7. Amityville : La Maison du diable (1979)

Allègrement commercialisé dans un style documentaire se basant sur une histoire vraie (malgré les réclamations de fabrication). Le film de Stuart Rosenberg, ce classique du paranormal a fait la chronique des expériences des Lutzes – une famille américaine composée de cinq membres qui ont déménagé à Amityville, dans le Long Island en décembre 1975. Le seul problème qui deviendra le leur est que, cette maison, étrangement bon marché aux 112 Ocean Anvenue, avait été, 13 mois auparavant, le théâtre d’un terrible meurtre orchestré par le DeFeo, où six membres de la même famille ont été abattus pendant leurs sommeils. S’ensuivent une série de terrifiantes manifestations paranormales, incluant, selon le père George Lutz, des forces invisibles les soulevant par lévitation durant la nuit, des yeux rouges rayonnant, des empreinte, des pièces secrètes ainsi que me suintement de mucosité verte sur les mûrs. Pas de chance pour cette famille, qui s’est enfuie cinq semaines plus tard. Mais la bonne chance pour l’Auteur Jay Anson, qui a vendu 10 millions de copies de son roman ultérieur et pour le Directeur Rosenberg: le film a réalisé un énorme chiffre d’affaires brut d’une somme de $86m à sa sortie.

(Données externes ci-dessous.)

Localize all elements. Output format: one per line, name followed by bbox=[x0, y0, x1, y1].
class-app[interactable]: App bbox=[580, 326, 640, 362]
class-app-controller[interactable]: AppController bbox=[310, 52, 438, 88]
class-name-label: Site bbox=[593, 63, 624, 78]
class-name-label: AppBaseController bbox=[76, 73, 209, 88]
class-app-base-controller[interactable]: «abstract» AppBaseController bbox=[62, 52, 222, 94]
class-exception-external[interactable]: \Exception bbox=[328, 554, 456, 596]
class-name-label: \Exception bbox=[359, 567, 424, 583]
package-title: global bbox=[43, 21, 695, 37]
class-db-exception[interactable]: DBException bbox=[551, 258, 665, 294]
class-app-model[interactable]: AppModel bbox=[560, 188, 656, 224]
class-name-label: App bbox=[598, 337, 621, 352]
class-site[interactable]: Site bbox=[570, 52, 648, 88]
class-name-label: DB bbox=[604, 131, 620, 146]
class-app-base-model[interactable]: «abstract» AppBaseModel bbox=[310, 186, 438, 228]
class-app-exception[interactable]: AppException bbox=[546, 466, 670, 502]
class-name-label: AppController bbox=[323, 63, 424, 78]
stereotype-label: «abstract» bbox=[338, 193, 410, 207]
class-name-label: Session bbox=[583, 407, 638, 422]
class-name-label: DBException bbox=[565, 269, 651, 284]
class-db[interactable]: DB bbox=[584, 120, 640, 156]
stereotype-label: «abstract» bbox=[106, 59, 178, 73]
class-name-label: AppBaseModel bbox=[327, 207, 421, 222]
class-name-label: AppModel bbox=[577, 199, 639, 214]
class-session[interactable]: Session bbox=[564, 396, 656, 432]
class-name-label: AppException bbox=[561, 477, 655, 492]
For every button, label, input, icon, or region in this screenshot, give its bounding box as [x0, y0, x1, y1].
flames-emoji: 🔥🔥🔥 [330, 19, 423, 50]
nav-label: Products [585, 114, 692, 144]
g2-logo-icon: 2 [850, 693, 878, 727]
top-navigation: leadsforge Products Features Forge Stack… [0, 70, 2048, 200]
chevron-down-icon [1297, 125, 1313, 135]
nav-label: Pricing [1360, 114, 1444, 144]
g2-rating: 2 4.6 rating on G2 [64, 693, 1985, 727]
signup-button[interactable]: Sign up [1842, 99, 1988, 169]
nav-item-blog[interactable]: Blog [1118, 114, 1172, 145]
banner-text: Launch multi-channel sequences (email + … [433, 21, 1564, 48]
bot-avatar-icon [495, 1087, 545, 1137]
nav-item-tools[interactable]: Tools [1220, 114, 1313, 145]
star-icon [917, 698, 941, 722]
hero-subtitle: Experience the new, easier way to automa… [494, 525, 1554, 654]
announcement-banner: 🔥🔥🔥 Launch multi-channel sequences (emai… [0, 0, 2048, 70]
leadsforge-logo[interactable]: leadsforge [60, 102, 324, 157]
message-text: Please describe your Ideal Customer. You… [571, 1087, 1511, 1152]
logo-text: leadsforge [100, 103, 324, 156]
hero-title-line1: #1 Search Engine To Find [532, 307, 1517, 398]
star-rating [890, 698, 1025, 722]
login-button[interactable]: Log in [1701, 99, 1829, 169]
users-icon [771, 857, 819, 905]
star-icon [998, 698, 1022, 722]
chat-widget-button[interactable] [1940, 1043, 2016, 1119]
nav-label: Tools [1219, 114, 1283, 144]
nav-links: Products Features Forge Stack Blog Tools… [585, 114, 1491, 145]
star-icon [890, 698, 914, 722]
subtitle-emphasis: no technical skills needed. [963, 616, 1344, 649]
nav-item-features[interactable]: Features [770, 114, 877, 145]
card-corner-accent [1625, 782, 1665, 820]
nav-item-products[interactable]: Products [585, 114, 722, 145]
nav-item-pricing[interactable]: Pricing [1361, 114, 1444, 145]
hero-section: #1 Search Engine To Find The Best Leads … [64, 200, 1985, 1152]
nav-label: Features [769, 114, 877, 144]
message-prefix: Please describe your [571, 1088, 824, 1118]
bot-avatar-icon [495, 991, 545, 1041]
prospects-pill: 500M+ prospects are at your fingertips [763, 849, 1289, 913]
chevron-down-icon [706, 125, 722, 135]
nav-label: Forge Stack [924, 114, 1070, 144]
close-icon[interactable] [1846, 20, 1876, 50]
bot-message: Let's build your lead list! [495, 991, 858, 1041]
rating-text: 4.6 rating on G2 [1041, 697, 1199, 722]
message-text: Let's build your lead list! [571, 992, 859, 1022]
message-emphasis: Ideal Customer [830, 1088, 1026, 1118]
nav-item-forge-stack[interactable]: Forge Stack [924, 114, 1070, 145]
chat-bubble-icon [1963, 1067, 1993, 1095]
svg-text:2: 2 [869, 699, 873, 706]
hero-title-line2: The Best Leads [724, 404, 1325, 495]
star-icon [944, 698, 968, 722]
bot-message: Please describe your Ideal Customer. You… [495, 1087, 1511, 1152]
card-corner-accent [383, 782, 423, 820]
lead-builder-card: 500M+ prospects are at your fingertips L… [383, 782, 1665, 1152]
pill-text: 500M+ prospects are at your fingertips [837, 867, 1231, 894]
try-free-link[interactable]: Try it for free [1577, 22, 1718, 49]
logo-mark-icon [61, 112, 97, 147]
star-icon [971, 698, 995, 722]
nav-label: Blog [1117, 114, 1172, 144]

8. Les Griffes de la nuit (1984)

Ce film d’horreur de 1984, de la main de maître de Wes Craven, aurait propulsé les carrières de Robert Englund et du jeune Johnny Depp. Et pourtant, le concept était basé sur une histoire vraie que Craven avait lue dans le LA Times pendant l’année 1970. Le sujet était des réfugiés khmers, qui s’étaient enfui en Amérique après l’attentat à la bombe(le bombardement) d’EU du Cambodge. Plusieurs ont commencé à souffrir de cauchemars inquiétants et ont refusé de dormir. Quelques jours plus tard, quand ils ont finalement succombé à l’épuisement, ils sont morts; ce phénomène a été nommé par des médecins comme étant « le Syndrome Mortel asiatique ». Auquel, la prochaine étape pour le réalisateur fut d’ajouter à ce récit des gants tranchants comme un rasoir, un homme a apparemment baigné dans une fondue de mozzarella ainsi que d’autres ajouts horrifiques pour obtenir le résultat final.

9. Le Dernier Rite (2009)

Modérément réussi au box-office en 2009, le film de psychohorreur réalisé par Peter Cornwell a été coché par plusieurs boîtes de film paranormales : c’est l’histoire d’une famille avec un enfant malade, une construction avec une histoire diabolique et un anneau de vérité. En quelque sorte : c’est une histoire basée sur le livre « Dark Place: The Story of a True Haunting», il a fait référence à la vraie vie de la famille Snedeker, qui s’est déplacée dans une maison située dans le Connecticut en 1984. Seulement pour trouver – des cris – c’était une ancienne morgue, où un salarié avait été reconnu coupable de nécrophilie, et des outils barbares qui remplissaient toujours le sous-sol. Pire encore, à part ces cris perçants habituels, les Snedekers ont également été tourmentés par un démon « avec des yeux et des cheveux blancs, qui portait un smoking à fines rayures et dont les pieds étaient constamment en mouvement. Refroidissement en effet. Bien que la réclamation, d’histoire vraie du film fut sapé lorsque l’auteur du livre, Ray Garton, révéla qu’il n’avait, en réalité, jamais cru à l’histoire des Snedeker – et qu’il avait voulu la publier comme une fiction. « Il a semblé que tout le monde avait un problème pour maintenir cette histoire au sérieux,» a-t-il dit.